# Serbian radio station:  Ratko Mladic nabbed



## The Bread Guy (26 May 2011)

This from CBC.ca:


> Serbian President Boris Tadic is due to hold a news conference Thursday amid media reports that a man suspected of being Ratko Mladic, Europe's most-wanted war crimes fugitive, has been arrested.
> 
> Belgrade's B-92 radio reported that the man was arrested in Serbia.
> 
> Serbia state television reported that the man, who identified himself as Milorad Komadic when he was detained Thursday, is the wartime Bosnian Serb army commander ....


All over Twitter as well - a bit of his backstory here and here.


----------



## brihard (26 May 2011)

BBC confirms.

http://www.bbc.co.uk/news/world-europe-13561407


----------



## OldSolduer (26 May 2011)

Interesting....and good.

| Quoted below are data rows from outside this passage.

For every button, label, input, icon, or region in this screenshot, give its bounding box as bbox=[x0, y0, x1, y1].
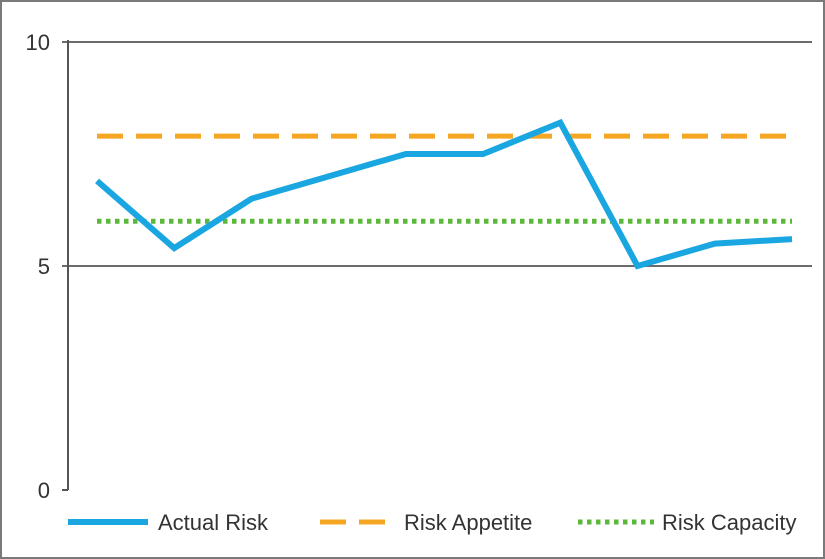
legend-label: Risk Capacity bbox=[662, 510, 796, 535]
legend-label: Risk Appetite bbox=[404, 510, 532, 535]
legend-item: Risk Appetite bbox=[320, 510, 532, 535]
y-tick-label: 10 bbox=[26, 30, 50, 55]
series-lines bbox=[95, 118, 793, 270]
legend: Actual Risk Risk Appetite Risk Capacity bbox=[68, 510, 796, 535]
series-line-actual-risk bbox=[95, 118, 793, 270]
legend-item: Risk Capacity bbox=[578, 510, 796, 535]
y-tick-label: 0 bbox=[38, 478, 50, 503]
legend-item: Actual Risk bbox=[68, 510, 269, 535]
y-tick-label: 5 bbox=[38, 254, 50, 279]
gridlines bbox=[62, 41, 812, 267]
y-axis: 0 5 10 bbox=[26, 30, 69, 503]
legend-label: Actual Risk bbox=[158, 510, 269, 535]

I can only hope he is prosecuted to the full extent of the law.

Too bad that a few others can't be prosecuted as well.


----------



## Sigs Pig (26 May 2011)

Still, it sounds like he is liked by many at home....

"As many 51 percent said that if aware of Mladić's whereabouts, they would not report them to police."
B 92

ME


----------



## The Bread Guy (26 May 2011)

From the International Criminal Tribunal for the Former Yugoslavia:


> The Prosecutor of the International Criminal Tribunal for the Former Yugoslavia welcomes the arrest today of Ratko Mladić, General Colonel and former Commander of the Main Staff of the army of the Serbian Republic of Bosnia and Herzegovina/Republika Srpska.
> 
> He was indicted by the Tribunal on 25 July 1995 and was a fugitive from justice for almost 16 years.
> 
> ...


Full statement attached - Tribunal's paper trail on Mladic here.


----------